Samuel von Brukenthal im Ornat eines Ritter des ...
Samuel von Brukenthal im Ornat eines Ritter des St. Stephans-Ordens. Bild von Georg Weikert (1743/45-1799). Quelle: Hermannstädter Zeitung
All diese Meldungen beziehen sich auf das am 15. Januar 2021 in Hermannstadt erfolgte Ausschreibungsverfahren, als Wettbewerb definiert. Die Ausschreibung in rumänischer Sprache auf der Homepage des Brukenthalmuseums, 20 Seiten lang, erläutert detailgenau den Wunsch des Auftraggebers (rum. titular investiţie) Rotary-Club Hermannstadt; und zwar die „Realisierung und Aufstellung der Statue des Baron Samuel von Brukenthal“. Das Standbild soll in der Nähe des Brukenthalpalais auf dem Großen Ring platziert werden. Als Bauherr (rum. beneficiar) wird der Kreisrat des Hermannstädter Munizipiums genannt, als Kooperationspartner (rum. parteneri) werden BOROMIR SA und das Brukenthal-Museum (rum. Muzeul Național Brukenthal) angegeben.

Die Jury setzt sich aus Repräsentanten der öffentlichen lokalen Verwaltung und des Auftraggebers zusammen und besteht aus Bildenden Künstlern, Architekten, Kunsthistorikern und Kulturschaffenden. Die Vorgaben werden präzise formuliert: Die Ausschreibung richtet sich an Berufskünstlerinnen und -Künstler mit Wohnsitz in Rumänien. Da es sich um die Statue einer historischen Persönlichkeit handelt, sollen die Gesichtszüge und die Gegebenheiten der Gestalt respektiert werden (rum. manieră realistă). Zusätzlich gilt die ausdrückliche Aufforderung, dem Statuen-Entwurf einen Vorschlag für zeitgemäß-moderne Beleuchtung hinzuzufügen. Darüber hinaus soll die künstlerische Ausführung dem Zweck, Ort und Zeit entsprechen. Das Standbild soll aus Bronze realisiert, 2,80 - 3 m hoch sein und auf einem barocken, 60 cm hohen Sockel platziert werden. Bereits in der Pressemitteilung wurde darauf hingewiesen, dass der Baron von Brukenthal stehend dargestellt und die Insignien des Königlich ungarischen Sankt-Stephans-Ordens tragen soll. Als Bezugsarbeit soll das Bild Samuel von Brukenthals von Georg Weikert (1743/45-1799) gelten.

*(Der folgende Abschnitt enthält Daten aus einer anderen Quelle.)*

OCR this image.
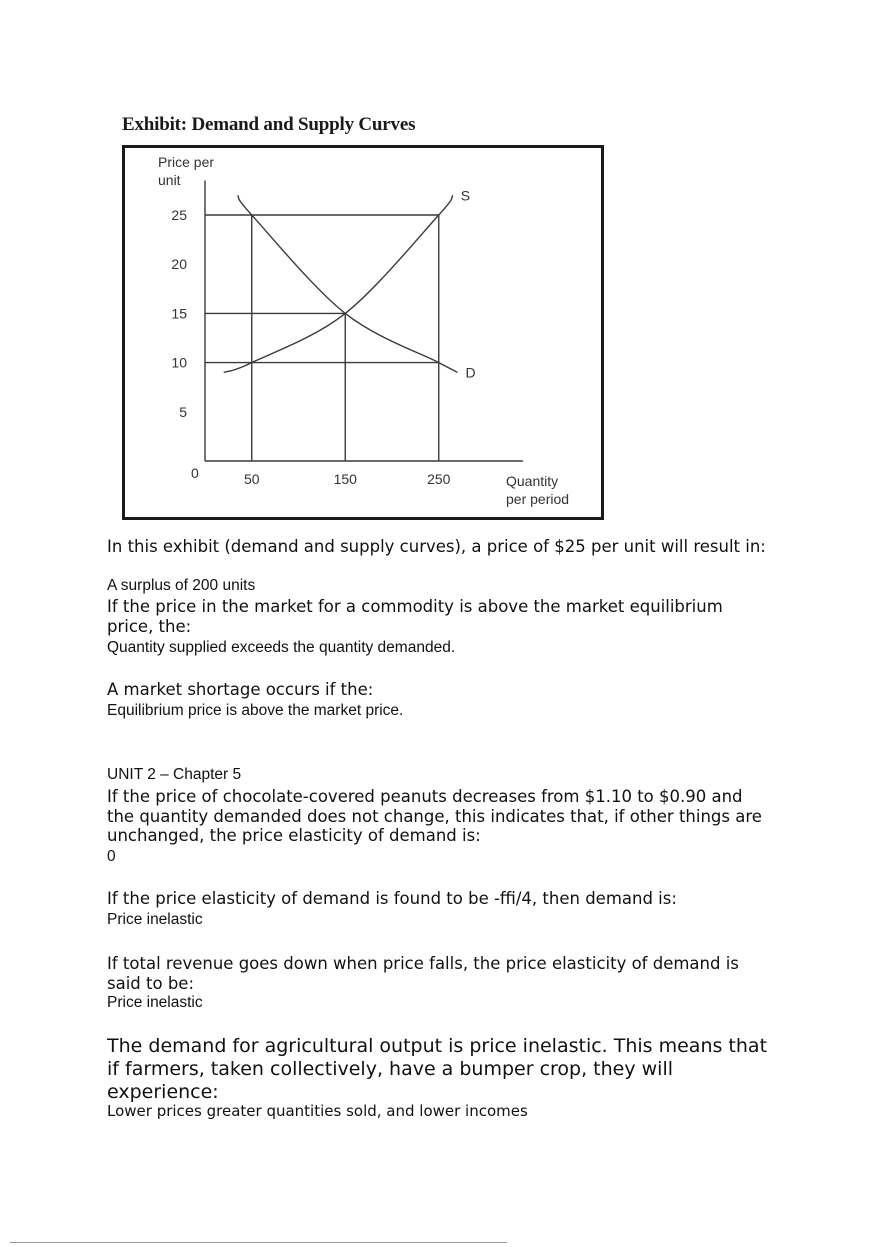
Exhibit: Demand and Supply Curves
Price per
unit
Quantity
per period
0
S
D
25
20
15
10
5
50	150	250

In this exhibit (demand and supply curves), a price of $25 per unit will result in:

A surplus of 200 units

If the price in the market for a commodity is above the market equilibrium price, the:

Quantity supplied exceeds the quantity demanded.

A market shortage occurs if the:

Equilibrium price is above the market price.

UNIT 2 – Chapter 5

If the price of chocolate-covered peanuts decreases from $1.10 to $0.90 and the quantity demanded does not change, this indicates that, if other things are unchanged, the price elasticity of demand is:

0

If the price elasticity of demand is found to be -ﬃ/4, then demand is:

Price inelastic

If total revenue goes down when price falls, the price elasticity of demand is said to be:

Price inelastic

The demand for agricultural output is price inelastic. This means that if farmers, taken collectively, have a bumper crop, they will experience:

Lower prices greater quantities sold, and lower incomes
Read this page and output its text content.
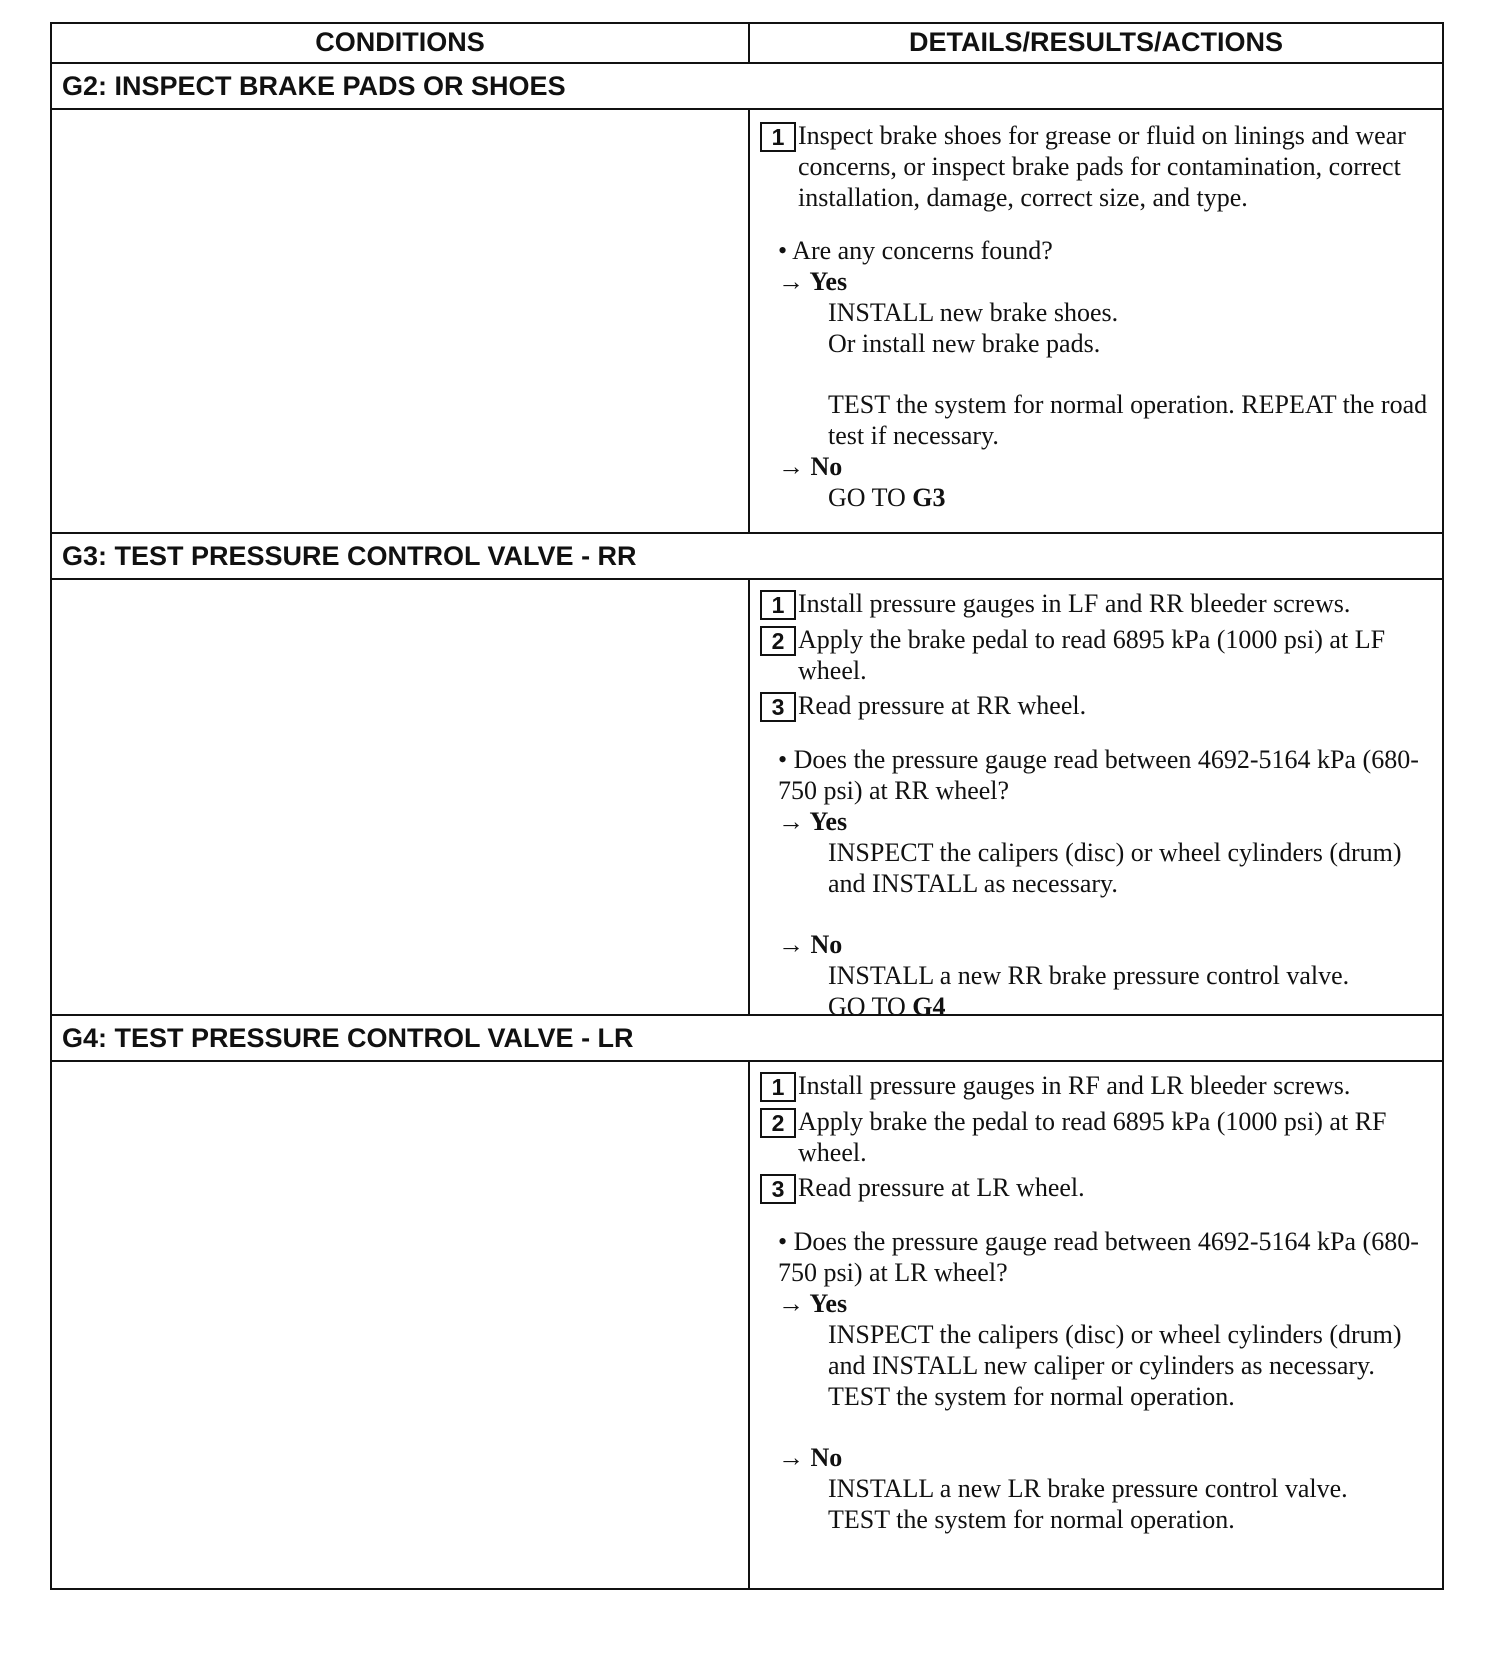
CONDITIONS	DETAILS/RESULTS/ACTIONS
G2: INSPECT BRAKE PADS OR SHOES
1 Inspect brake shoes for grease or fluid on linings and wear concerns, or inspect brake pads for contamination, correct installation, damage, correct size, and type.
• Are any concerns found?
→ Yes
INSTALL new brake shoes.
Or install new brake pads.
TEST the system for normal operation. REPEAT the road test if necessary.
→ No
GO TO G3
G3: TEST PRESSURE CONTROL VALVE - RR
1 Install pressure gauges in LF and RR bleeder screws.
2 Apply the brake pedal to read 6895 kPa (1000 psi) at LF wheel.
3 Read pressure at RR wheel.
• Does the pressure gauge read between 4692-5164 kPa (680-750 psi) at RR wheel?
→ Yes
INSPECT the calipers (disc) or wheel cylinders (drum) and INSTALL as necessary.
→ No
INSTALL a new RR brake pressure control valve.
GO TO G4
G4: TEST PRESSURE CONTROL VALVE - LR
1 Install pressure gauges in RF and LR bleeder screws.
2 Apply brake the pedal to read 6895 kPa (1000 psi) at RF wheel.
3 Read pressure at LR wheel.
• Does the pressure gauge read between 4692-5164 kPa (680-750 psi) at LR wheel?
→ Yes
INSPECT the calipers (disc) or wheel cylinders (drum) and INSTALL new caliper or cylinders as necessary. TEST the system for normal operation.
→ No
INSTALL a new LR brake pressure control valve.
TEST the system for normal operation.
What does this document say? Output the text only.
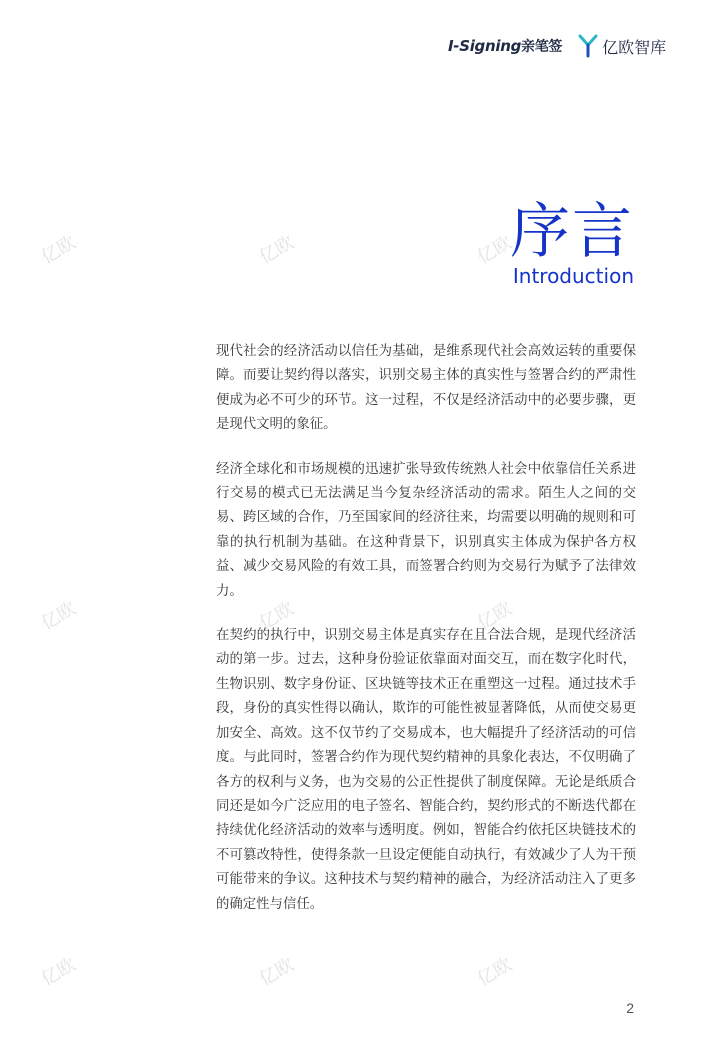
I-Signing亲笔签	亿欧智库
序言
Introduction
亿欧	亿欧	亿欧
亿欧	亿欧	亿欧
亿欧	亿欧	亿欧

现代社会的经济活动以信任为基础，是维系现代社会高效运转的重要保障。而要让契约得以落实，识别交易主体的真实性与签署合约的严肃性便成为必不可少的环节。这一过程，不仅是经济活动中的必要步骤，更是现代文明的象征。

经济全球化和市场规模的迅速扩张导致传统熟人社会中依靠信任关系进行交易的模式已无法满足当今复杂经济活动的需求。陌生人之间的交易、跨区域的合作，乃至国家间的经济往来，均需要以明确的规则和可靠的执行机制为基础。在这种背景下，识别真实主体成为保护各方权益、减少交易风险的有效工具，而签署合约则为交易行为赋予了法律效力。

在契约的执行中，识别交易主体是真实存在且合法合规，是现代经济活动的第一步。过去，这种身份验证依靠面对面交互，而在数字化时代，生物识别、数字身份证、区块链等技术正在重塑这一过程。通过技术手段，身份的真实性得以确认，欺诈的可能性被显著降低，从而使交易更加安全、高效。这不仅节约了交易成本，也大幅提升了经济活动的可信度。与此同时，签署合约作为现代契约精神的具象化表达，不仅明确了各方的权利与义务，也为交易的公正性提供了制度保障。无论是纸质合同还是如今广泛应用的电子签名、智能合约，契约形式的不断迭代都在持续优化经济活动的效率与透明度。例如，智能合约依托区块链技术的不可篡改特性，使得条款一旦设定便能自动执行，有效减少了人为干预可能带来的争议。这种技术与契约精神的融合，为经济活动注入了更多的确定性与信任。

2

Eine offensichtliche Verwechslung wird in der Allgemeinen Deutschen Zeitung für Rumänien und Siebenbürgischen Zeitung in die Welt gesetzt. Man schreibt: „Weil der Aufklärer und Freimaurer Samuel von Brukenthal in regem Kontakt zur Loge ,St. Andreas zu den drei Seeblättern‘ stand, soll die ihn abbildende bronzene Statue den ersten Gouverneur des habsburgischen Siebenbürgen auch in entsprechender Robe und mit Ordensabzeichen zeigen.“

Brukenthal war zwar Freimaurer und spielte eine wichtige Rolle bei der Stiftung der Loge in Halle, gehörte aber später, in Hermannstadt, nicht mehr der Freimaurerloge an. Selbstverständlich kannte er die Mitglieder der Loge, aber einen „regen Kontakt“ zu ihr hatte er nie. Er ist da in bester Gesellschaft, denn Johann Wolfgang Goethe, selbst Freimaurer, hat die Zeit der Strikten Observanz als „weiß und rote Maskerade“ bezeichnet und die Loge in Weimar über 20 Jahre nicht besucht.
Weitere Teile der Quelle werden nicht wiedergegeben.